【質問の要旨】
・父は10年前に再婚し、3年前に亡くなった
・自宅の土地は相談者が相続し建物は後妻が相続する旨の遺言書を父は作成
・遺言書通りに登記
・後妻とは、後妻が亡くなったら建物は相談者に返すと口約束しているが、先日入院し意識朦朧としている
・後妻が亡くなった場合、建物は相談者のものになるか?変更登記はできるか?
【回答の要旨】
・後妻の財産は後妻の相続人が相続することになる
・後妻と養子縁組をしていない限り、あなたは建物を取得できない
・後妻の意識が清明なタイミングで遺言書を書いてもらうべき
・後妻の相続人又は国が取得した後に買い取るという方法も
【ご質問内容】
10年前に父親が再婚して、父親が3年前に亡くなりました
父は生前に、その自宅の土地は私が相続し、後妻が建物を相続するように遺言書を作成して、その通りに登記しました
後妻には身寄りがなく、亡くなった場合には建物は私に返すとの口約束がありますが、先日脳血栓で入院して意識も朦朧としています
亡くなった場合、その建物は私の自由になりますか、また変更登記はできますか
(hiro)
※敬称略とさせていただきます。
【後妻の財産は後妻の相続人が相続することになる】
後妻が亡くなれば、その財産は後妻の相続人が相続することになります。
父から後妻が相続した建物も、後妻の財産の一つですので、後妻が亡くなれば、その相続人が相続します。

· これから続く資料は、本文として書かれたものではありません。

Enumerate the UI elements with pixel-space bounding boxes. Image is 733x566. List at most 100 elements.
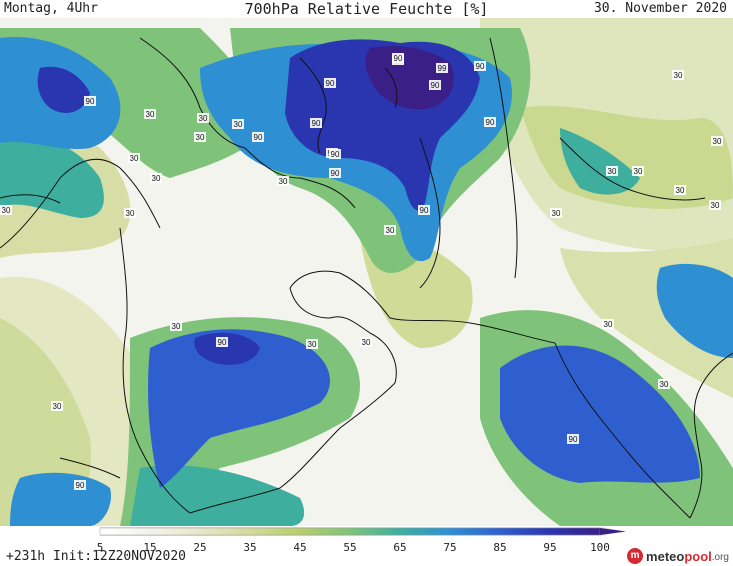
- contour-label: 30: [279, 177, 288, 186]
- contour-label: 30: [234, 120, 243, 129]
- contour-label-bg: [632, 166, 644, 176]
- contour-label: 90: [76, 481, 85, 490]
- legend-tick: 75: [443, 541, 457, 554]
- contour-label: 30: [199, 114, 208, 123]
- contour-label: 90: [420, 206, 429, 215]
- contour-label: 30: [53, 402, 62, 411]
- contour-label-bg: [602, 319, 614, 329]
- contour-label-bg: [194, 132, 206, 142]
- legend-tick: 55: [343, 541, 357, 554]
- contour-label-bg: [672, 70, 684, 80]
- legend-tick: 25: [193, 541, 207, 554]
- legend-tick: 95: [543, 541, 557, 554]
- contour-label: 90: [486, 118, 495, 127]
- contour-label: 90: [218, 338, 227, 347]
- contour-label-bg: [310, 118, 322, 128]
- contour-label-bg: [51, 401, 63, 411]
- contour-label-bg: [197, 113, 209, 123]
- contour-label-bg: [709, 200, 721, 210]
- legend-tick: 5: [96, 541, 104, 554]
- contour-label: 90: [312, 119, 321, 128]
- legend-bar: [99, 527, 626, 536]
- contour-labels: 9090909090909099929090909090909090303030…: [0, 53, 723, 490]
- contour-label-bg: [306, 339, 318, 349]
- contour-label: 30: [608, 167, 617, 176]
- contour-label-bg: [711, 136, 723, 146]
- contour-label: 90: [431, 81, 440, 90]
- contour-label: 90: [394, 54, 403, 63]
- contour-label-bg: [74, 480, 86, 490]
- map-title: 700hPa Relative Feuchte [%]: [244, 0, 489, 18]
- contour-label: 30: [552, 209, 561, 218]
- contour-label: 30: [711, 201, 720, 210]
- brand-logo-icon: m: [627, 548, 644, 564]
- contour-label: 30: [2, 206, 11, 215]
- contour-label: 90: [331, 169, 340, 178]
- contour-label: 90: [569, 435, 578, 444]
- contour-label: 30: [308, 340, 317, 349]
- contour-label: 30: [172, 322, 181, 331]
- run-info: +231h Init:12Z20NOV2020: [6, 549, 187, 564]
- legend-tick: 85: [493, 541, 507, 554]
- contour-label-bg: [360, 337, 372, 347]
- contour-label-bg: [474, 61, 486, 71]
- contour-label-bg: [170, 321, 182, 331]
- contour-label-bg: [150, 173, 162, 183]
- contour-label: 90: [476, 62, 485, 71]
- legend-tick: 65: [393, 541, 407, 554]
- contour-label: 90: [326, 79, 335, 88]
- contour-label-bg: [606, 166, 618, 176]
- contour-label: 30: [604, 320, 613, 329]
- brand-prefix: meteo: [646, 548, 685, 564]
- legend-tick: 45: [293, 541, 307, 554]
- contour-label-bg: [484, 117, 496, 127]
- contour-label: 30: [196, 133, 205, 142]
- contour-label: 90: [86, 97, 95, 106]
- contour-label-bg: [0, 205, 12, 215]
- map-canvas: 9090909090909099929090909090909090303030…: [0, 18, 733, 526]
- contour-label-bg: [550, 208, 562, 218]
- contour-label: 99: [438, 64, 447, 73]
- contour-label-bg: [674, 185, 686, 195]
- contour-label-bg: [329, 149, 341, 159]
- contour-label-bg: [216, 337, 228, 347]
- contour-label-bg: [252, 132, 264, 142]
- contour-label: 30: [146, 110, 155, 119]
- contour-label: 90: [254, 133, 263, 142]
- contour-label-bg: [144, 109, 156, 119]
- contour-label-bg: [658, 379, 670, 389]
- brand-highlight: pool: [684, 548, 712, 564]
- contour-label-bg: [429, 80, 441, 90]
- brand-logo-group[interactable]: m meteopool .org: [627, 546, 729, 566]
- contour-label: 30: [130, 154, 139, 163]
- contour-label: 30: [660, 380, 669, 389]
- color-legend: 5 15 25 35 45 55 65 75 85 95 100: [0, 526, 733, 566]
- contour-label: 30: [674, 71, 683, 80]
- valid-date-label: 30. November 2020: [593, 1, 727, 16]
- contour-label-bg: [324, 78, 336, 88]
- coastlines: [0, 37, 733, 519]
- valid-time-label: Montag, 4Uhr: [4, 1, 98, 16]
- contour-label: 90: [331, 150, 340, 159]
- contour-label: 30: [634, 167, 643, 176]
- contour-label: 30: [676, 186, 685, 195]
- contour-label-bg: [567, 434, 579, 444]
- contour-label-bg: [277, 176, 289, 186]
- contour-label-bg: [418, 205, 430, 215]
- contour-label-bg: [84, 96, 96, 106]
- contour-label: 30: [386, 226, 395, 235]
- contour-label: 30: [362, 338, 371, 347]
- legend-tick: 35: [243, 541, 257, 554]
- contour-label-bg: [124, 208, 136, 218]
- contour-label: 30: [126, 209, 135, 218]
- contour-label: 30: [152, 174, 161, 183]
- contour-label-bg: [232, 119, 244, 129]
- contour-label-bg: [392, 53, 404, 63]
- contour-label-bg: [436, 63, 448, 73]
- brand-name: meteopool: [646, 549, 712, 564]
- contour-label: 30: [713, 137, 722, 146]
- contour-label-bg: [128, 153, 140, 163]
- contour-label-bg: [329, 168, 341, 178]
- legend-tick: 100: [590, 541, 610, 554]
- humidity-map[interactable]: 9090909090909099929090909090909090303030…: [0, 18, 733, 526]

相続人となる順位は、①配偶者や子、②親、③兄弟姉妹の順です。
【後妻と養子縁組をしていない限り、あなたは建物を取得できない】
もしもあなたが後妻と養子縁組をしているのであれば、あなたも後妻の子(養子)となり、相続人として建物を相続することができます。
もっとも、養子縁組をしていなければ、あなたと後妻には全く相続関係はありませんので、あなたが建物を相続することはできません。
後妻に子がいなければ親が、親もいなければ兄弟姉妹が、後妻の財産を相続することになりますが、ご質問にあるように、後妻には身寄りがないというのであれば、建物など後妻の財産は国のものになってしまいます。
【後妻の意識が清明なタイミングで遺言書を書いてもらうべき】
以上の通り、後妻と養子縁組をしていない限り、あなたは後妻の相続人ではありませんので、このままでは建物をあなたのものとすることはできません。
後妻が口約束をしているとしても、後妻が亡くなってしまうとそれを証明する手段がなく、認められません。
そのため、もしも今後後妻の意識がはっきりするタイミングがあるのなら、後妻に「あなたに建物を遺贈する」との内容の遺言書を書いてもらうのが一番良いでしょう。
【後妻の相続人又は国が取得した後に買い取るという方法も】
万が一、今後後妻の意思能力が回復せず、遺言書を作成してもらうことが難しい場合には、上記の通り、あなたが後妻名義の建物を相続することはできません。
もし、後妻に相続人がいればその相続人が、いないというのであれば、国が建物を相続します。
ただ、建物の底地はあなたの名義ですので、国らがあなたの土地を使用しているという状態になります。
後妻があなたに賃料を支払っているのであれば、借地契約が成立しており、あなたは後妻死亡後は新しい相続人に賃料請求をすることになります。
もし、後妻が無償で土地を使っているのであれば、土地の使用貸借になります。
この場合には、あなたとしては、使用貸借は後妻が死亡したことにより終了したと主張して建物の撤去、明け渡しの請求をするとよいでしょう。
そのような話し合いの中から、建物をあなたへ安価な価額で移転売却するなどといった話が出てくる可能性があると思われます。